Mais ce n’est pas tout. Il s’agit aussi de préserver l’indépendance du politique, de l’Etat, de la sphère institutionnelle, par rapport au religieux, lequel a, on le sait, une fâcheuse tendance à s’immiscer dans le champ du politique.

La laïcité, en d’autres termes, me paraît un principe régulateur pour ce qui relève de la sphère institutionnelle : écoles publiques, administrations, hôpitaux publics, parlements, bureaux de vote, justice, armée, etc. sont des lieux où la séparation des Eglises et de l’Etat doit nécessairement, sous peine d’ingérence symbolique ou réelle du religieux dans le champ du politique, passer par l’interdiction de tout signe religieux, qu’il s’agisse d’un crucifix mural ou d’un voile porté par une représentante de l’Etat.

Le cas de l’école, à cet égard, est sensiblement différent, dès lors qu’il s’agit non pas de fonctionnaires publics, mais d’élèves, lesquels ne sont en principe pas astreints au devoir de neutralité des enseignants. Pourtant, l’expérience de terrain démontre que la revendication du port du voile par des élèves est trop souvent le point de départ d’autres revendications : contestation du contenu de certains cours, refus de la mixité, etc. Face à ces revendications qui menacent la cohésion sociale dans l’espace scolaire, qui le fragmentent en communautés repliées sur elles-mêmes et non soumises aux mêmes droits et obligations, il est indispensable de réaffirmer symboliquement que l’école n’est pas un lieu de pratique religieuse ni de prosélytisme ; qu’on y fait l’apprentissage de principes fondateurs du vivre ensemble, qui contredisent parfois les schémas véhiculés dans la famille, et c’est normal. Qu’à l’école enfin, garçons et filles ne sauraient être traités différemment en fonction de leur sexe.

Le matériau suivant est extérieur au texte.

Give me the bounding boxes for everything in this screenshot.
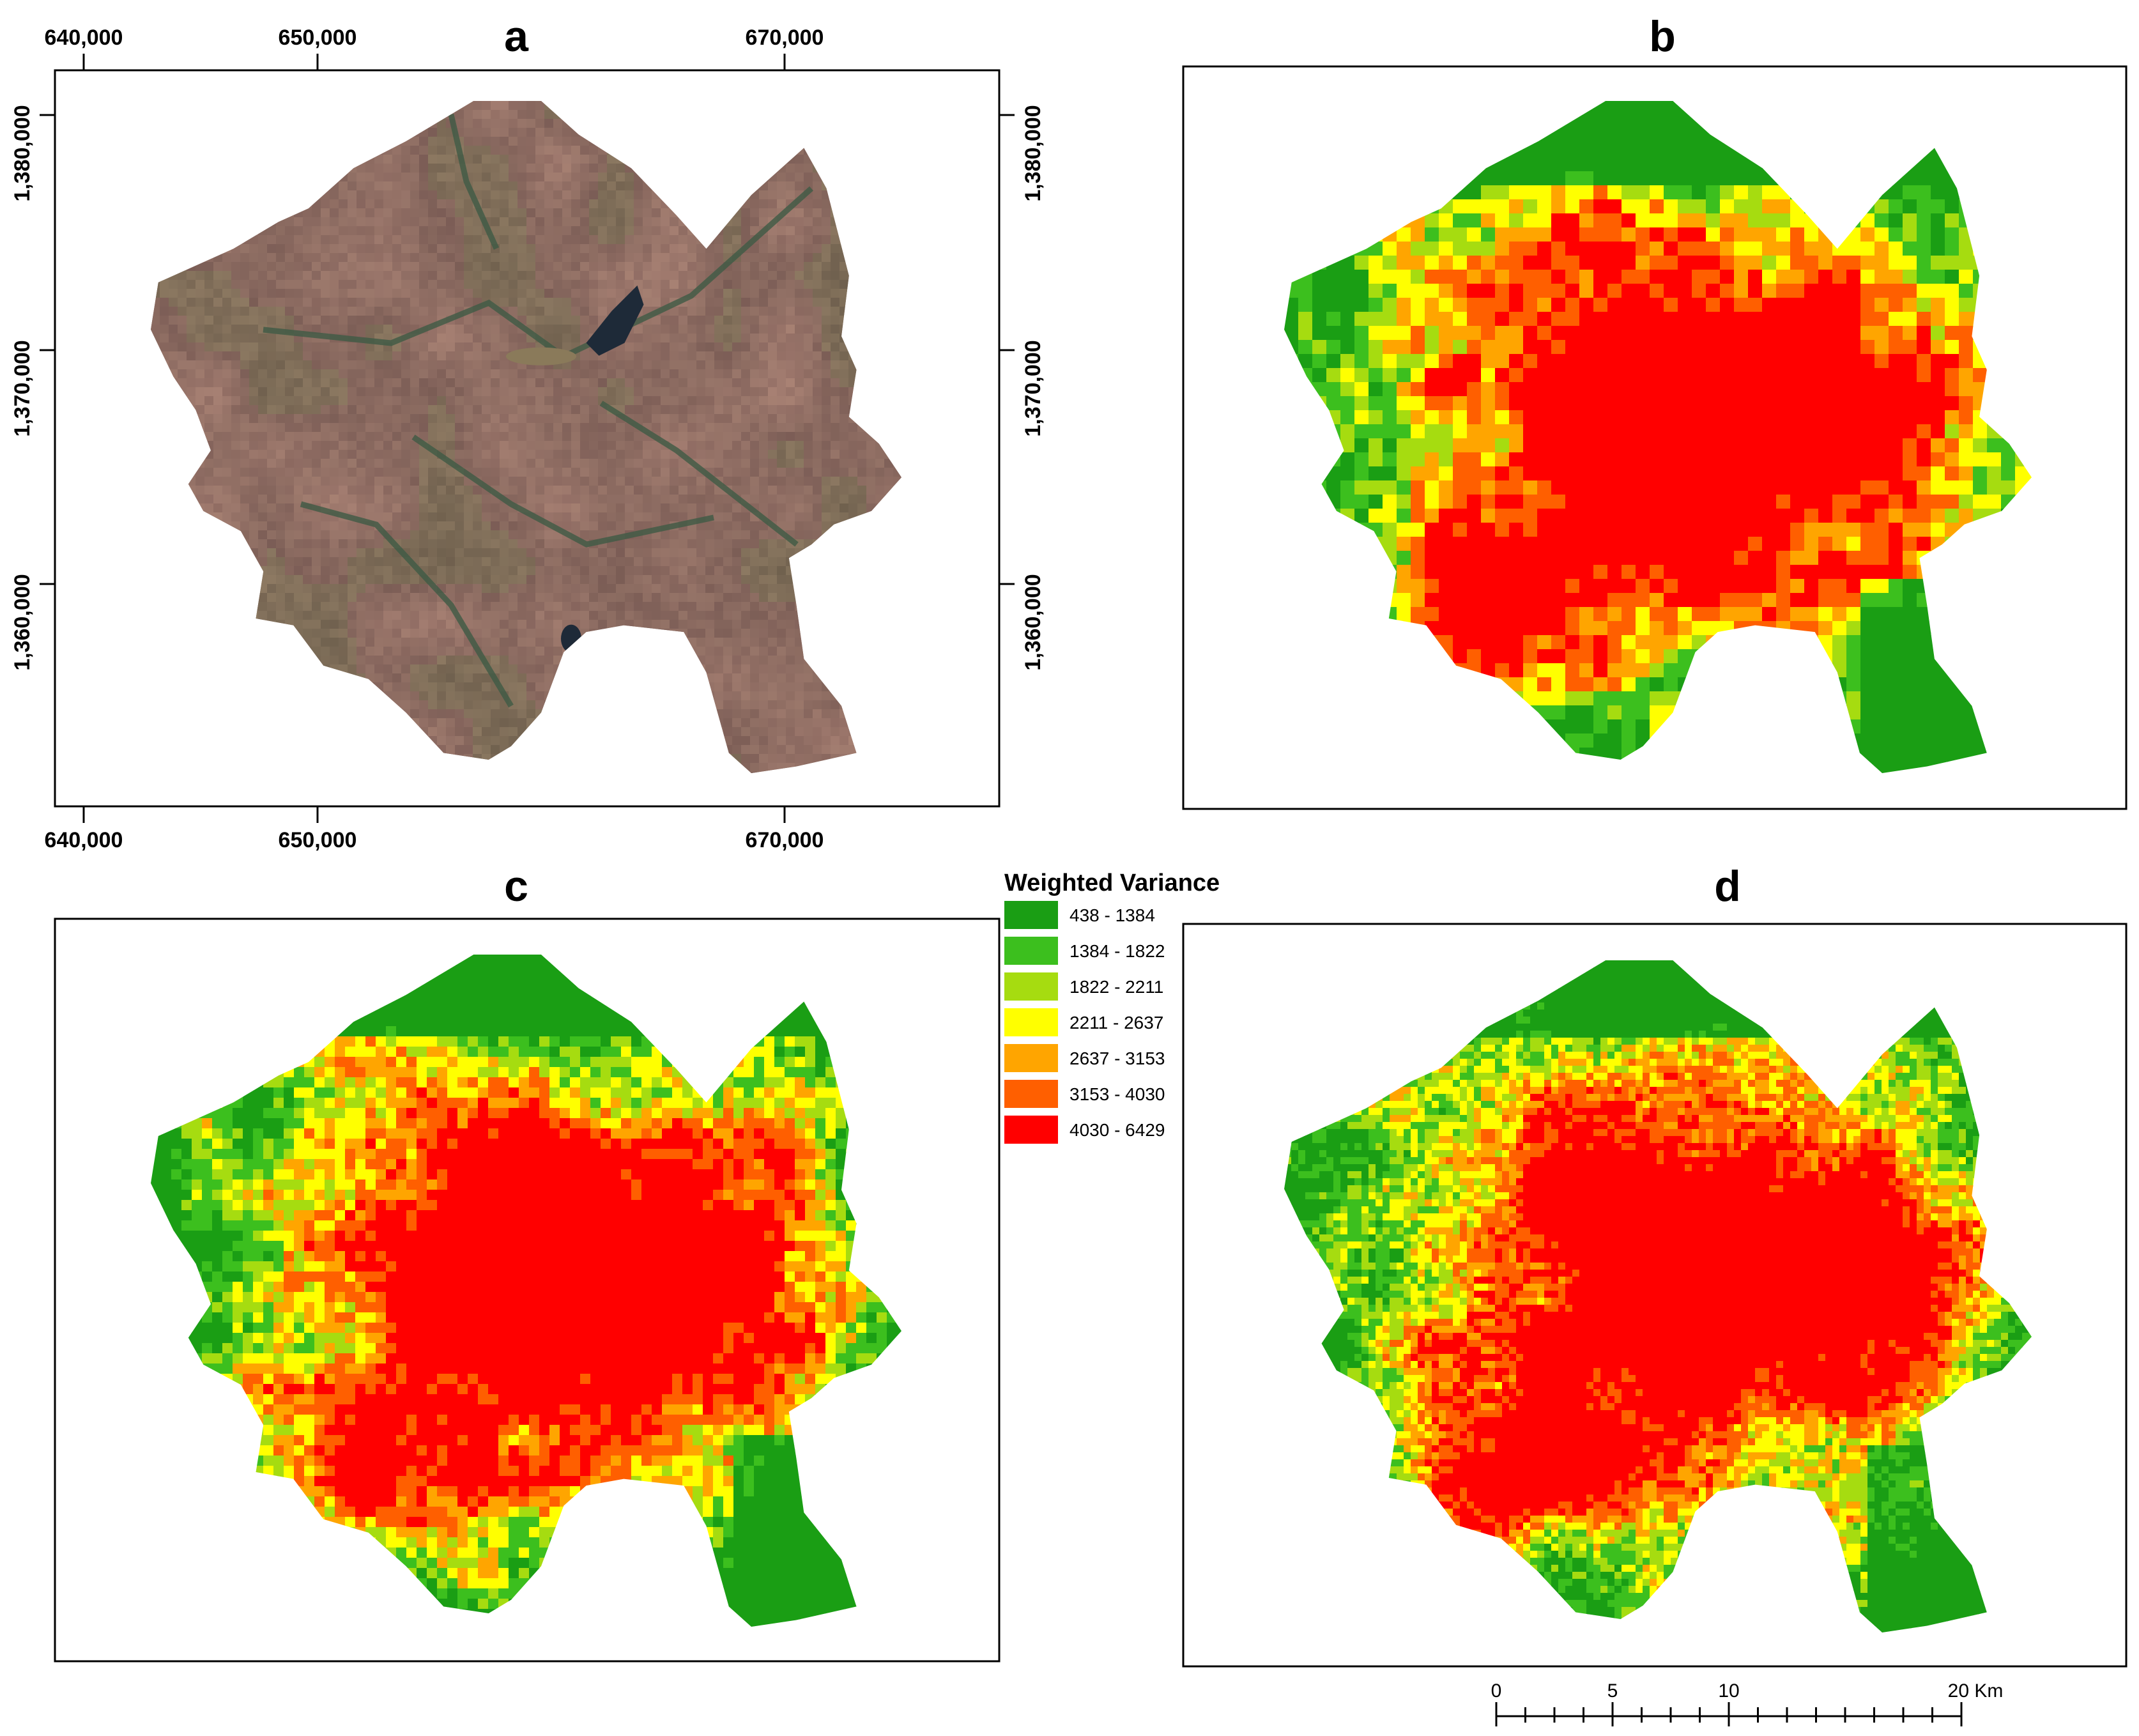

On le voit, à l’argument de la laïcité s’ajoute ici un autre argument, celui du féminisme. Il faut bien reconnaître en effet que si le voile islamique déclenche tant de passions, c’est aussi parce qu’il n’est pas tout à fait un signe religieux comme les autres : c’est un signe qui n’est porté que par les femmes, et qui, définissant les relations de la femme musulmane avec les hommes qu’elle pourrait épouser, symbolise la pudeur de celle qui le porte et renvoie hommes et femmes à des rôles bien précis : aux femmes la pudeur, la réserve, la retenue, la charge de la respectabilité. Aux hommes la libido incontrôlable, la sexualité agressive, la charge de l’initiative… s’ils ne sont pas découragés par ce « fichu voile ». Cet aspect du voile explique pourquoi celui-ci ne saurait être considéré comme un simple bout de tissu ou une minijupe.

C’est en cela aussi que le voile a une dimension proprement politique. Avec lui, c’est toute une vision du monde, des rapports entre les hommes et les femmes, des rôles dévolus à chaque sexe, mais aussi de la place de l’islam –- d’un certain islam ! –- dans la société occidentale qui est véhiculée. N’oublions jamais, en effet, que le voile est aussi la première arme des islamistes, en premier lieu dans les pays musulmans, pour réislamiser des pays en voie de laïcisation.

Je voudrais pour terminer attirer l’attention sur l’importance de bien considérer la laïcité comme un principe définissant les relations entre les cultes et la sphère des institutions de l’Etat. Ceci a pour conséquence que la laïcité ne saurait être invoquée pour interdire aux gens le droit d’arborer leurs convictions religieuses dans les lieux publics –- rues, parcs, transports en commun, magasins, restaurants,… Si le voile intégral doit, selon moi, être interdit, ce n’est donc pas au nom de la laïcité, mais au nom de la dignité humaine et des valeurs fondatrices de la démocratie, valeurs dont cet accoutrement incarne la négation.